No word out: Both the BMC and the traffic police failed to inform motorists in time. Signs were eventually put up, but it was too late

Till evening, motorists going to south Mumbai were not aware of the closure. While the civic authorities did put up display boards eventually, it was too late: motorists were trapped in the jams. 

With no one bothering to tell people why the bridge had been shut, rumours started doing rounds — one was that an accident had occurred and another purported a ‘Lalbaug bandh’.
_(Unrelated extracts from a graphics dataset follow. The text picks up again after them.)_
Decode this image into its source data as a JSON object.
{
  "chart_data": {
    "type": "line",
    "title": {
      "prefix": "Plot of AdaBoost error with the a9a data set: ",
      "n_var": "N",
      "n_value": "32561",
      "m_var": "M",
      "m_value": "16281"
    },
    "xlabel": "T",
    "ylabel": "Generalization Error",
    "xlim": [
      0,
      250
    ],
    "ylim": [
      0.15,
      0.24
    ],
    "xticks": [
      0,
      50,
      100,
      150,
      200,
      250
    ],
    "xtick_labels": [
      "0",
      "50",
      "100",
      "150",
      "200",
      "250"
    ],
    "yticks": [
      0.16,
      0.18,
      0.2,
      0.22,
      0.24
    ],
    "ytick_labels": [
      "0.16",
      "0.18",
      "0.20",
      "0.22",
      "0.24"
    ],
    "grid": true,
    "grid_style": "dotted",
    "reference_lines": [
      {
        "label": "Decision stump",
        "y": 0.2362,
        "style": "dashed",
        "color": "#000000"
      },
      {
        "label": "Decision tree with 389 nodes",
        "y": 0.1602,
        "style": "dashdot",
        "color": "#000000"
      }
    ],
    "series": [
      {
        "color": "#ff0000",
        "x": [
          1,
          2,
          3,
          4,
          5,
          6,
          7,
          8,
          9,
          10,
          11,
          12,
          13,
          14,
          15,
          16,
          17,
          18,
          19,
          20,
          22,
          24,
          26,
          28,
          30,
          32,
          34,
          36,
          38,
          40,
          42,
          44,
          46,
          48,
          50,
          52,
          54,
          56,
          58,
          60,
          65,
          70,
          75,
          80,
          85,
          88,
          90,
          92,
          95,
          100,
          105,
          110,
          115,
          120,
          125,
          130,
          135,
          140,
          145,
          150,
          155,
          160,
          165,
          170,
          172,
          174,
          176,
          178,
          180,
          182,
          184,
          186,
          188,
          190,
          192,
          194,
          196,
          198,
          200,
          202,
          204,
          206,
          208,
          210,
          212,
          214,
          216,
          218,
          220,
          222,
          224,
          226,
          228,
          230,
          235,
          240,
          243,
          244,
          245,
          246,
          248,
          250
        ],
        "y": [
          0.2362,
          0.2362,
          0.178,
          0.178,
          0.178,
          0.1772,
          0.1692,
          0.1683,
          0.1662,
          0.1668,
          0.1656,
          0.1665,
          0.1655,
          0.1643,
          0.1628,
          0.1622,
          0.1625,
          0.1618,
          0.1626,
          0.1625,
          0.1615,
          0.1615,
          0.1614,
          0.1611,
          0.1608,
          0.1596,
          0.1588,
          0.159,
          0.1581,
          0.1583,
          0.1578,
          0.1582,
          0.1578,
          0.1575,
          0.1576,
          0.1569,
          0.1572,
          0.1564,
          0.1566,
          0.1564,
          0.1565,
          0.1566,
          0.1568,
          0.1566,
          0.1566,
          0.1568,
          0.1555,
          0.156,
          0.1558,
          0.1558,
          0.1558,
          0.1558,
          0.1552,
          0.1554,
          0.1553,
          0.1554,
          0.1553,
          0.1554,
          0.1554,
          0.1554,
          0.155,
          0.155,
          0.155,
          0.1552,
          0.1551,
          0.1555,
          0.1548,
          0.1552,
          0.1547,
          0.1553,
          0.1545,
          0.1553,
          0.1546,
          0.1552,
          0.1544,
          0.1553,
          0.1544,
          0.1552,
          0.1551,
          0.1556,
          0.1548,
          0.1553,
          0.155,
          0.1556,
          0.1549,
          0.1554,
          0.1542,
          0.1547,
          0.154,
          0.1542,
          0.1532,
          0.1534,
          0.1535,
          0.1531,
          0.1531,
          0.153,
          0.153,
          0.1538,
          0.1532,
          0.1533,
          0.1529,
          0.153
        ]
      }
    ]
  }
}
The bridge underwent resurfacing, and is being reconstructed at the bends. The entire job is estimated to cost about Rs 2
crore.

‘It’s their fault’
Both the civic and traffic departments have decided to pass the buck to the other over the lack of communication. S O Kori, chief engineer of BMC’s bridges department, said, “The traffic department had taken the responsibility of informing people about the closure and traffic diversion plans to avoid congestion.” The traffic cops promptly blamed the civic body for not publicising the shutdown. “We issued the NOC to the BMC two-three days ago. They should have relayed the information to motorists. It is a practice to issue a notification in newspapers before starting work,” said Dr B K Upadhyay, joint commissioner of police (traffic).

What is being done?
The Gloria bridge, near Gloria Church, needs work on its joints. It will take 15 days to repair the 32 joints on the bridge.
“We actually needed a month, but the traffic department didn’t allow us to shut the bridge for that long.

There was no scope to work with one single lane operational, as it would’ve taken 42 days. With the allowance of 15 days’ closure, we have to work day and night to finish the job,” said Kori.

Beside this bridge, which is closed entirely for vehicles, the BMC is going to start repairs on three other bridges — at Princess Street, Kemps Corner and Mahalaxmi — after the monsoon. These, too, will need to be closed off for traffic.